Why do this? Why put one self through it? What is it all for? The same reason destitute and repressed people left their homes, traveled the stormy seas, and landed on the beaches of the unknown called America. A dream. I do it in pursuit of a dream. Pilgrims came to America to avoid suppression and start a new life on their own terms. This website is in pursuit of a dream of living on my own terms. To be free from the terms of my employee contract. To be free from my 1 hour lunch break. To be free from my boss’s mood swings. Free to call time my own. I have a dream.
Lots of people died on the journey to America. And a lot more when they got there. In their case failure turned the dream chaser to fertilizer. Fortunately for me the worst that can happen is I spend a lot of time and money and end up with 20 megabytes of useless HTML.

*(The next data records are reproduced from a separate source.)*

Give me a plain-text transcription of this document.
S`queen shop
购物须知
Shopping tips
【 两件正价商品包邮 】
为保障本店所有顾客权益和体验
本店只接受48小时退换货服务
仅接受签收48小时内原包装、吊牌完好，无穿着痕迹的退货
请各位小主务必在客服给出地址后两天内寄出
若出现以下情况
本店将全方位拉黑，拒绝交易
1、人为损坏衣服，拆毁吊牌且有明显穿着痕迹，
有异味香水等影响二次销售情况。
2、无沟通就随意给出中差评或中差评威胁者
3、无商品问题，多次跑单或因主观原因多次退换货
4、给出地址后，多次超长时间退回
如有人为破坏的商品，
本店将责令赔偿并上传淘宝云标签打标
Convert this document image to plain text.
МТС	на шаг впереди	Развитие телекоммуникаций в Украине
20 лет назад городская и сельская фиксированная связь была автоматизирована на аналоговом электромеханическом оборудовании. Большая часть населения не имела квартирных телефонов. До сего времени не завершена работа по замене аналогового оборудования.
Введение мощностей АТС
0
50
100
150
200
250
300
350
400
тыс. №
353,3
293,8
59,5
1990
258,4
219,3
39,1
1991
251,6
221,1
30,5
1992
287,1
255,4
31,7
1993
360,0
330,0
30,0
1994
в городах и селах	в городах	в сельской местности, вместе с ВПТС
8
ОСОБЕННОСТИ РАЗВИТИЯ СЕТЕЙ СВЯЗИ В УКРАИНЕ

I have spent a year on this website. In terms of making money it was a complete waste. I could of made a lot more with a lemonade stand setup beside a water fountain. During the year I spent a lot of time thinking about the website – mental time that I will never get back. Was it worth it? Maybe if I spent that time thinking about something else, like building a perpetual motion machine, I would be a lot better off now.
But that was last year. Who knows if it was for the best. But I am not a crazed nut that pursues an impossible dream of turning dung into gold. One more year is all that I will allow this website to suck out of me. If nothing drastic happens within a year I will release myself from its grasp and be free to sing in the shower again.